AISYNCAug 2, 2024

Metareasoning in uncertain environments: a meta-BAMDP framework

arXiv:2408.01253v3h-index: 5
Originality Incremental advance
AI Analysis

This work addresses a more realistic set of planning problems for humans and AI systems by generalizing metareasoning models to uncertain environments, though it is incremental as it builds on existing MDP frameworks.

The paper tackles the problem of metareasoning in environments with unknown reward and transition distributions by proposing a meta-BAMDP framework, and it introduces two theorems that enhance tractability for approximate solutions in Bernoulli bandit tasks, offering a resource-rational perspective and testable predictions for human behavior.

\textit{Reasoning} may be viewed as an algorithm $P$ that makes a choice of an action $a^* \in \mathcal{A}$, aiming to optimize some outcome.
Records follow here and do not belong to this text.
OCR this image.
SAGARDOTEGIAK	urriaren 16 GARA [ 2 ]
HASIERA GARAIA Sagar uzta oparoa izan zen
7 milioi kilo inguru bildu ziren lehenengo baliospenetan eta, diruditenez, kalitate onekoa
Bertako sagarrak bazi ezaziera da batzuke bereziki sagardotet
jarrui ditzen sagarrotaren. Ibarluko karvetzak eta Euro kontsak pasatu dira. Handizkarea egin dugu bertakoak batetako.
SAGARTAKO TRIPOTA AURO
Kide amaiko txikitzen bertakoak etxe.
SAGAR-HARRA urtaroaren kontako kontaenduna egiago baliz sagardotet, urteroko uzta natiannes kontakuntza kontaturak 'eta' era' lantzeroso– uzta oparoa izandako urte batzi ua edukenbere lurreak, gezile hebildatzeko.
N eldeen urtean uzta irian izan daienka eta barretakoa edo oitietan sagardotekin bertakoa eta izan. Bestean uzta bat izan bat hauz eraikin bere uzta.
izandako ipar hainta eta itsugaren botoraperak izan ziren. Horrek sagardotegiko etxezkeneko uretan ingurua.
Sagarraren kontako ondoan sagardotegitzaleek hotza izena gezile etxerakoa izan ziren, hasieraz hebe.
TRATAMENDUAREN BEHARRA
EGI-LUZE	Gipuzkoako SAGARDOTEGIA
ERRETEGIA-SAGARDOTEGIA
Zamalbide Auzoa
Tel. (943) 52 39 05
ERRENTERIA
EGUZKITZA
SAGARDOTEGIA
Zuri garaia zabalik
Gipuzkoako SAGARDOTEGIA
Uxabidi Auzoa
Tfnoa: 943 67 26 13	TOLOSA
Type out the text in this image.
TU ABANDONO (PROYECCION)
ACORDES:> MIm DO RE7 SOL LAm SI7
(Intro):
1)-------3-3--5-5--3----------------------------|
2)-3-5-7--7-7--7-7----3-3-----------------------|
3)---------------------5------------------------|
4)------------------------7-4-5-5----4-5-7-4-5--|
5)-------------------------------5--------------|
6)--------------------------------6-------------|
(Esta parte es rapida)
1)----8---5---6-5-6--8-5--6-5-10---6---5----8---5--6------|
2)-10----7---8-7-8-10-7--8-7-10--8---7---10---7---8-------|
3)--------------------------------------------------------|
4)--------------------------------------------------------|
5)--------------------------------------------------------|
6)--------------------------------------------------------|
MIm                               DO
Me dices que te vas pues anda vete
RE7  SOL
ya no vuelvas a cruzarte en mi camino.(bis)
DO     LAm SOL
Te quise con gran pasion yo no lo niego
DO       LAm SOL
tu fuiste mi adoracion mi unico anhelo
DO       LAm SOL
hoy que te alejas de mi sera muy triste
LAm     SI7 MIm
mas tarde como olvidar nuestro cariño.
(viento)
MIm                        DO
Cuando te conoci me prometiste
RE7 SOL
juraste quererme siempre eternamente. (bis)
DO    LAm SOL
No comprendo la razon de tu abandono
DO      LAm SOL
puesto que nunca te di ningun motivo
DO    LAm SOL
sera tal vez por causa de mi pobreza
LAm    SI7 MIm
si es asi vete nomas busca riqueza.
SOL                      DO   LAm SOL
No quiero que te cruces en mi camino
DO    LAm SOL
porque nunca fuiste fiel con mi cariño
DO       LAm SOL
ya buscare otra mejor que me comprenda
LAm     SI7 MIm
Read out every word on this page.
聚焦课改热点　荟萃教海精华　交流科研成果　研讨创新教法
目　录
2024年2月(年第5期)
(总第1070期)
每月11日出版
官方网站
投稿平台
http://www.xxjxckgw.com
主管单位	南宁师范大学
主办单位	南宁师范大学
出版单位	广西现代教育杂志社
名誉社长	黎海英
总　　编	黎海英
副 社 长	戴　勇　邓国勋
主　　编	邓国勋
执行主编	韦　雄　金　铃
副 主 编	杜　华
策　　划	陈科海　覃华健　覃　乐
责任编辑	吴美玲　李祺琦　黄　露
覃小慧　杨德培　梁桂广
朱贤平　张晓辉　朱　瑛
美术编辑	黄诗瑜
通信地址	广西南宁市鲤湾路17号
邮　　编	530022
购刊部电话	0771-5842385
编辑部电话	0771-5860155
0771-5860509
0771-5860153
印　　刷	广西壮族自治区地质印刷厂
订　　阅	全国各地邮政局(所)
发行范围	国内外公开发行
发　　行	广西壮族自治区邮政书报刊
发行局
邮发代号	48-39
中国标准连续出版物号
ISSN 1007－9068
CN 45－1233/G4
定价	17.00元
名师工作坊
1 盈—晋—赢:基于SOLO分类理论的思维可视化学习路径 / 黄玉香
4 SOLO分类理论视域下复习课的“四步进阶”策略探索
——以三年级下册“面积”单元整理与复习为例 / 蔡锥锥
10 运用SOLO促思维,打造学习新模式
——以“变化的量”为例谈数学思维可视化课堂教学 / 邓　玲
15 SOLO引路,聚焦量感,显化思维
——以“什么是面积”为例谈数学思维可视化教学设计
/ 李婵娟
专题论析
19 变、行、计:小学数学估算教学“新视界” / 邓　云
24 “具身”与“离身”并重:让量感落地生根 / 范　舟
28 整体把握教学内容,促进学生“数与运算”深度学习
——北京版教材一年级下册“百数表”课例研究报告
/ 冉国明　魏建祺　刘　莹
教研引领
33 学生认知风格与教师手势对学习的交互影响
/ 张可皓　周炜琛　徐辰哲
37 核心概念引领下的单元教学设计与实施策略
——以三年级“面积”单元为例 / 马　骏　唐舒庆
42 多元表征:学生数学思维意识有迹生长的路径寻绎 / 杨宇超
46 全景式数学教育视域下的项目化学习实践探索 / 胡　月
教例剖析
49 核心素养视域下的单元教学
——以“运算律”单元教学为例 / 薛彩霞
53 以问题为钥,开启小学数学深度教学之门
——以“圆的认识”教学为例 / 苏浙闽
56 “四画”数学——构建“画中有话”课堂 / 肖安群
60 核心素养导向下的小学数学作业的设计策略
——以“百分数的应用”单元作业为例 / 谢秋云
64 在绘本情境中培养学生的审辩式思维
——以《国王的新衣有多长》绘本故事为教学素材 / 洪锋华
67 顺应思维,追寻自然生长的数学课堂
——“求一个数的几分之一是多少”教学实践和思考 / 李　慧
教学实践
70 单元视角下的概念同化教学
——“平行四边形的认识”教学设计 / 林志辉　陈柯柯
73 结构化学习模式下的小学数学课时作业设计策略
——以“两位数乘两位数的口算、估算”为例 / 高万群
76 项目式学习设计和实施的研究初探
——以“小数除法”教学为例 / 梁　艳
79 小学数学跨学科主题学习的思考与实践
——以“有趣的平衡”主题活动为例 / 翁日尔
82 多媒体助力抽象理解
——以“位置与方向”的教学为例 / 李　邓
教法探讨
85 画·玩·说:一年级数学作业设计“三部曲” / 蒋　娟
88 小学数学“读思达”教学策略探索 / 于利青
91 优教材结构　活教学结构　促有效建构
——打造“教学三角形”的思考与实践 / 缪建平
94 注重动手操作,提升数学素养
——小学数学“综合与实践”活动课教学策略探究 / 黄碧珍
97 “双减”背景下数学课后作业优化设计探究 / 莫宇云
However, executing $P$ itself bears costs (time, energy, limited capacity, etc.) and needs to be considered alongside explicit utility obtained by making the choice in the underlying decision problem. Finding the right $P$ can itself be framed as an optimization problem over the space of reasoning processes $P$, generally referred to as \textit{metareasoning}. Conventionally, human metareasoning models assume that the agent knows the transition and reward distributions of the underlying MDP. This paper generalizes such models by proposing a meta Bayes-Adaptive MDP (meta-BAMDP) framework to handle metareasoning in environments with unknown reward/transition distributions, which encompasses a far larger and more realistic set of planning problems that humans and AI systems face. As a first step, we apply the framework to Bernoulli bandit tasks. Owing to the meta problem's complexity, our solutions are necessarily approximate. However, we introduce two novel theorems that significantly enhance the tractability of the problem, enabling stronger approximations that are robust within a range of assumptions grounded in realistic human decision-making scenarios. These results offer a resource-rational perspective and a normative framework for understanding human exploration under cognitive constraints, as well as providing experimentally testable predictions about human behavior in Bernoulli Bandit tasks.